Red-crested Turaco – Tauraco erythrolophus
They frequent the forests of permanent leafy trees and galleries that line the waterways. Their range extends up the Congo River in Angola.They are arboreal birds but they sometimes come down to earth to bathe or drink. They spend most of their time looking for food, they are territorial and they establish a relationship, which usually last throughout the year.There is little information from the natural environment. Most information are collected from birds in captivity.
They reach sexual maturity when they are one year old. According to reports, some are even able to reproduce from the age of 8 months. Some mature females may continue to lay eggs until the age of 18. The majority of these birds deliver their eggs between April and October, although they are able to nest every month of the year.

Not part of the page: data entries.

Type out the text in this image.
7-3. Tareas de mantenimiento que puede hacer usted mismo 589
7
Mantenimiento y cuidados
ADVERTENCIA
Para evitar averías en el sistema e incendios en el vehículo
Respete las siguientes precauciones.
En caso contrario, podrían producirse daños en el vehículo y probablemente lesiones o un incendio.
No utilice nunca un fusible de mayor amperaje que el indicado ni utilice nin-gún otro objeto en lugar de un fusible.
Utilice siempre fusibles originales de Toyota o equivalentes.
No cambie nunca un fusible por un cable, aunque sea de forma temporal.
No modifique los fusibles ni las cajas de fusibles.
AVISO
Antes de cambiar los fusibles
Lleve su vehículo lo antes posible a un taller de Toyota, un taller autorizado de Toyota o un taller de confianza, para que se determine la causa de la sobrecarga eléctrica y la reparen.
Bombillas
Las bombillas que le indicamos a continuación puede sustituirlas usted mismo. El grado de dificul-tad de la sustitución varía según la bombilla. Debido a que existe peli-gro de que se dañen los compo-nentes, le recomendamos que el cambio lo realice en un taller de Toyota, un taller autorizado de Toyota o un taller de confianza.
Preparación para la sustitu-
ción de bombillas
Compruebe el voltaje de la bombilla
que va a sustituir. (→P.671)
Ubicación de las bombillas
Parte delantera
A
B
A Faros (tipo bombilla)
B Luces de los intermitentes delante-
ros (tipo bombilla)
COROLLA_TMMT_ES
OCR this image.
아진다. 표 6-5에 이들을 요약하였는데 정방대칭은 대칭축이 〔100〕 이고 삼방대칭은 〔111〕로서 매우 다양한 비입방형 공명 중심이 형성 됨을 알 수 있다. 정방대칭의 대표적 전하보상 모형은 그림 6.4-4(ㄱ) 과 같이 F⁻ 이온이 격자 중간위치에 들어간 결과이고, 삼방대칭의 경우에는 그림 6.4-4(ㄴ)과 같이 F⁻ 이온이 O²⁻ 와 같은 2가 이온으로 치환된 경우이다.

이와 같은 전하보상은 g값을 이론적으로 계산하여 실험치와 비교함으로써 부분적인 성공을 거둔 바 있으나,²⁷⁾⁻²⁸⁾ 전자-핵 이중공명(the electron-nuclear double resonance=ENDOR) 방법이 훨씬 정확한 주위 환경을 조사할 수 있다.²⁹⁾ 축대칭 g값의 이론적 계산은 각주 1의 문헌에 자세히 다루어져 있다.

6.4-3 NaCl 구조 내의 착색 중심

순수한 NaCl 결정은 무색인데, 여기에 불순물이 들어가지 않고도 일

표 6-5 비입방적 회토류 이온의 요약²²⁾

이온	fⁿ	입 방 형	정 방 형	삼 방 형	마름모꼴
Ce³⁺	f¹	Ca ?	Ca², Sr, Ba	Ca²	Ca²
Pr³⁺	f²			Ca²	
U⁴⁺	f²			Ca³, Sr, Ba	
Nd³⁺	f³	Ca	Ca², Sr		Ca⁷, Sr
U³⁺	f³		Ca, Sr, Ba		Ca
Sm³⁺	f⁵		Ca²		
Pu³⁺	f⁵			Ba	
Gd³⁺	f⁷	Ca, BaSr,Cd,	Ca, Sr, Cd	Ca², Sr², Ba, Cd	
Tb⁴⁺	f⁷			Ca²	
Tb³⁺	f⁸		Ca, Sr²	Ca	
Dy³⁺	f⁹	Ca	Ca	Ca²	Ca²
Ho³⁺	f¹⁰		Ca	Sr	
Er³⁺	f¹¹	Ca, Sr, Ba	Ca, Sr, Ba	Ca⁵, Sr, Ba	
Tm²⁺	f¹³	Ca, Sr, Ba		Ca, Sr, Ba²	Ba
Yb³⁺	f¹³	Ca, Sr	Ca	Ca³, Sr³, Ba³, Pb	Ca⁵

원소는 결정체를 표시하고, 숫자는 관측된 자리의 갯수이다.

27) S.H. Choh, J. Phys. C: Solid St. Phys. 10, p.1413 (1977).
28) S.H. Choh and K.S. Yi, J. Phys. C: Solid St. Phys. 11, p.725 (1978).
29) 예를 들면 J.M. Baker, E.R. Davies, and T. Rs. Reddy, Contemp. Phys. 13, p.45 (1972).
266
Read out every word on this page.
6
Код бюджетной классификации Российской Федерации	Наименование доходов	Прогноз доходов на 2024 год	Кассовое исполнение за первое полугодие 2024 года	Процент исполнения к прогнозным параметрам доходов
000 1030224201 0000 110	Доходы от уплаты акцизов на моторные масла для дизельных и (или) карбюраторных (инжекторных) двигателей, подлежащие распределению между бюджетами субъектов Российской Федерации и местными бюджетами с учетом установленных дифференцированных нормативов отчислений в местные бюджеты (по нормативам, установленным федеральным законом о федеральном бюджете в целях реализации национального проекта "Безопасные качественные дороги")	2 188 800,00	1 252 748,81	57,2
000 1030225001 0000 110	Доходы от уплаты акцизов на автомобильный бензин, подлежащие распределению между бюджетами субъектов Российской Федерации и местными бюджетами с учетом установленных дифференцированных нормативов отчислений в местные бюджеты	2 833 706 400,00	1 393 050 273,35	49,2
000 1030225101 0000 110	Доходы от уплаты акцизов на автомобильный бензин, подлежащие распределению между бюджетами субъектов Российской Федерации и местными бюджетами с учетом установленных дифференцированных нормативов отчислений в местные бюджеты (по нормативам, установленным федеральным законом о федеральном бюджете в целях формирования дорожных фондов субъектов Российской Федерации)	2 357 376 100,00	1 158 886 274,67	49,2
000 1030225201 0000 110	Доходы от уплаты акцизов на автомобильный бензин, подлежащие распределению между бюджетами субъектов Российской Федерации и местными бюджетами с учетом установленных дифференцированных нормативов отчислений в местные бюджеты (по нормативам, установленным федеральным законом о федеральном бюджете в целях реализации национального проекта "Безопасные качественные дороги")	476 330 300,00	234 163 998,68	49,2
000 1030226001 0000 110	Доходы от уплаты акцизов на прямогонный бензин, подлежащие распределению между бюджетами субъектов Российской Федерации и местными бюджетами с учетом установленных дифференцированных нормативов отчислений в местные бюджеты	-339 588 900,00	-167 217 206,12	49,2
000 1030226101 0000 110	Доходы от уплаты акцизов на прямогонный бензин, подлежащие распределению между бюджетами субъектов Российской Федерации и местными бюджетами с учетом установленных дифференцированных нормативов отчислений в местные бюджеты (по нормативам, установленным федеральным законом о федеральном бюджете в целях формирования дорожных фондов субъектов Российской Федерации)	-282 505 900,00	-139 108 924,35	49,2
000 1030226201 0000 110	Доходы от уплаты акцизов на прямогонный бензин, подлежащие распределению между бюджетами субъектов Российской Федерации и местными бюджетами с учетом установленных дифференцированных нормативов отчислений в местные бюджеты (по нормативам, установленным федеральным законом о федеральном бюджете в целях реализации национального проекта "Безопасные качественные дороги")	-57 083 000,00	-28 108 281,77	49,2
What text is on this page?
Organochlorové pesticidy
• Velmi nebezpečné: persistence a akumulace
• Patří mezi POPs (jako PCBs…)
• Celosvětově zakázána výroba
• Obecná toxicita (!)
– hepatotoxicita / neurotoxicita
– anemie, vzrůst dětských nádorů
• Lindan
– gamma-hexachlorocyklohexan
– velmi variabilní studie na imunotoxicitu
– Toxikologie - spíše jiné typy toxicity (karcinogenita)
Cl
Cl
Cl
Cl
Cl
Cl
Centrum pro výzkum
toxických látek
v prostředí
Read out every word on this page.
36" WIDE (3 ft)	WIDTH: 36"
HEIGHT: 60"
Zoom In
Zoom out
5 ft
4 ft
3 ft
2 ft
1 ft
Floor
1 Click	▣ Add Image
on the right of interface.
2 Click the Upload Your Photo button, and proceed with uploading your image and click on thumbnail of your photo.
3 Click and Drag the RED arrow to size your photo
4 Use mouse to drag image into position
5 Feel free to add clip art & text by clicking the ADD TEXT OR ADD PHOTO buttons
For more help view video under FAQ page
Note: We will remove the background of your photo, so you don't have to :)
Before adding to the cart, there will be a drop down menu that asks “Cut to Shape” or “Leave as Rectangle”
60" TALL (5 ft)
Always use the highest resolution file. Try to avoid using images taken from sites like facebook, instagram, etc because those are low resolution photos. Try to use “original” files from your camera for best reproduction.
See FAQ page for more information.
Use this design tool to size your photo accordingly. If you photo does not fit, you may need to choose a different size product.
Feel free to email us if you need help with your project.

They build with twigs quite fragile edifice that has the appearance of a platform between 1 meter 50 and 10 meters above the ground. Laying usually includes two white eggs that are incubated alternately by 2 adults for about 24 days. The young become very active after 3 weeks, they climb into the branches near the nest before they are fit to fly. They make many attempts to take off but they are not really operational until after 4 or 5 weeks.Even after they have left the nest, they remain dependent on parents for several months. Juveniles begin to acquire green and red pigments from 25 or 30 days. The red peak is visible after 40 or 50 days. The entire plumage is definitively acquired at the age of 4 months.
Turacos are primarily frugivorous and vegetarians. They eat seeds Rubiaceae, fruits and berries, termites and large snails to acquire proteins.
This species is not globally threatened and its lifetime is estimated at 27 years.